Nelson entered 2018 with an already established medical cannabis bylaw that specified how many dispensaries were allowed, where they could be located, and the security measures they were required to take.
The seven medical dispensaries in the city were illegal from a federal standpoint and their locations did not conform to the city’s bylaws, but the city nonetheless gave six of them business licences that were good until the expected federal legislation.
In February, faced with the prospect of legal recreational cannabis sales in the city later in the year, council sent a survey to 4,959 households and 686 businesses in the city, asking what citizens wanted this new world to look like. The response rate was 32 per cent for households and 27 per cent for businesses.
Among the notable responses were that 75 per cent of responders thought the city should impose a maximum number of recreational cannabis stores and the same percentage thought smoking cannabis should be banned in public places.
Based on the survey results and other public consultations, council came up with a set of recreational cannabis regulations that included a maximum of five stores in specified areas of town, separation distances between stores and youth-related activities, maximum floor areas, and other limitations.
In March, five employees were arrested at the MMJ dispensary and in April the city revoked MMJ’s business licence.

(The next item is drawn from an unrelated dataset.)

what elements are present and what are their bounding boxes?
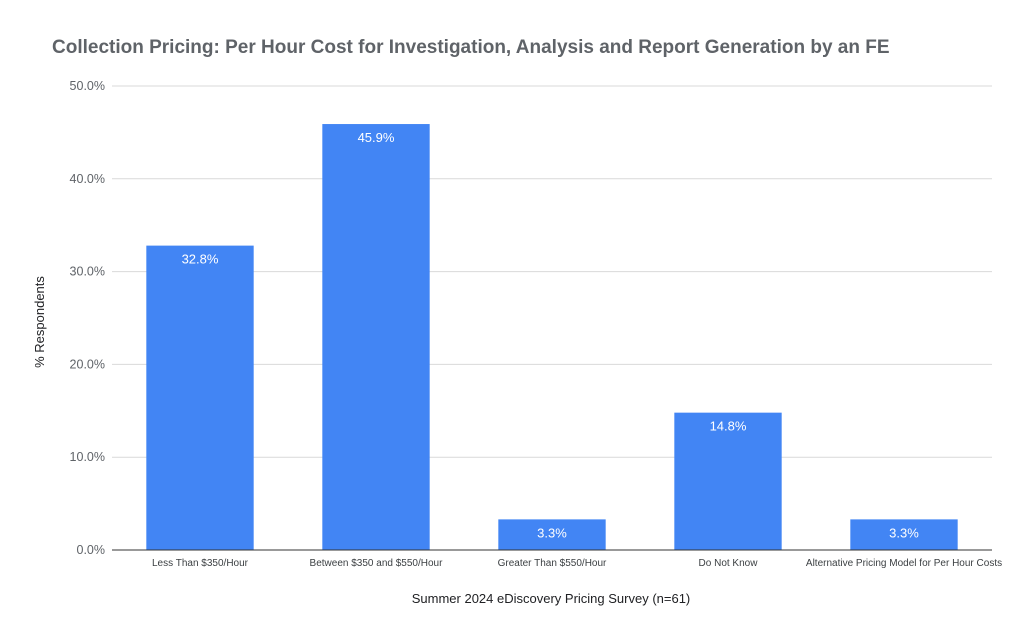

The arrested employees have yet to be formally charged.
Council then placed a moratorium on the opening of recreational cannabis shops until such time as provincial and federal regulations were in place.
Given that they would only grant five recreational licences, how would council decide which applications to green light?
In May, they approved a business licence selection system, using a scoring matrix with 10 criteria.
In October, the federal government legalized recreational cannabis and banned the sale of medical cannabis. The medical dispensaries in Nelson asked council to allow them to remain in business despite the risk of federal prosecution until the end of December, and council consented.
Three of the dispensaries chose to remain open and are now applying for recreational licences.
The above-mentioned scoring matrix deducts up to 20 points (out of 100) if the “owners failed to comply with previous city regulations.” One of those regulations prohibits continuing to operate as a dispensary beyond Dec. 31.
In December, three of the dispensaries asked council to waive that point penalty in the event that they apply for a recreational licence, and council agreed.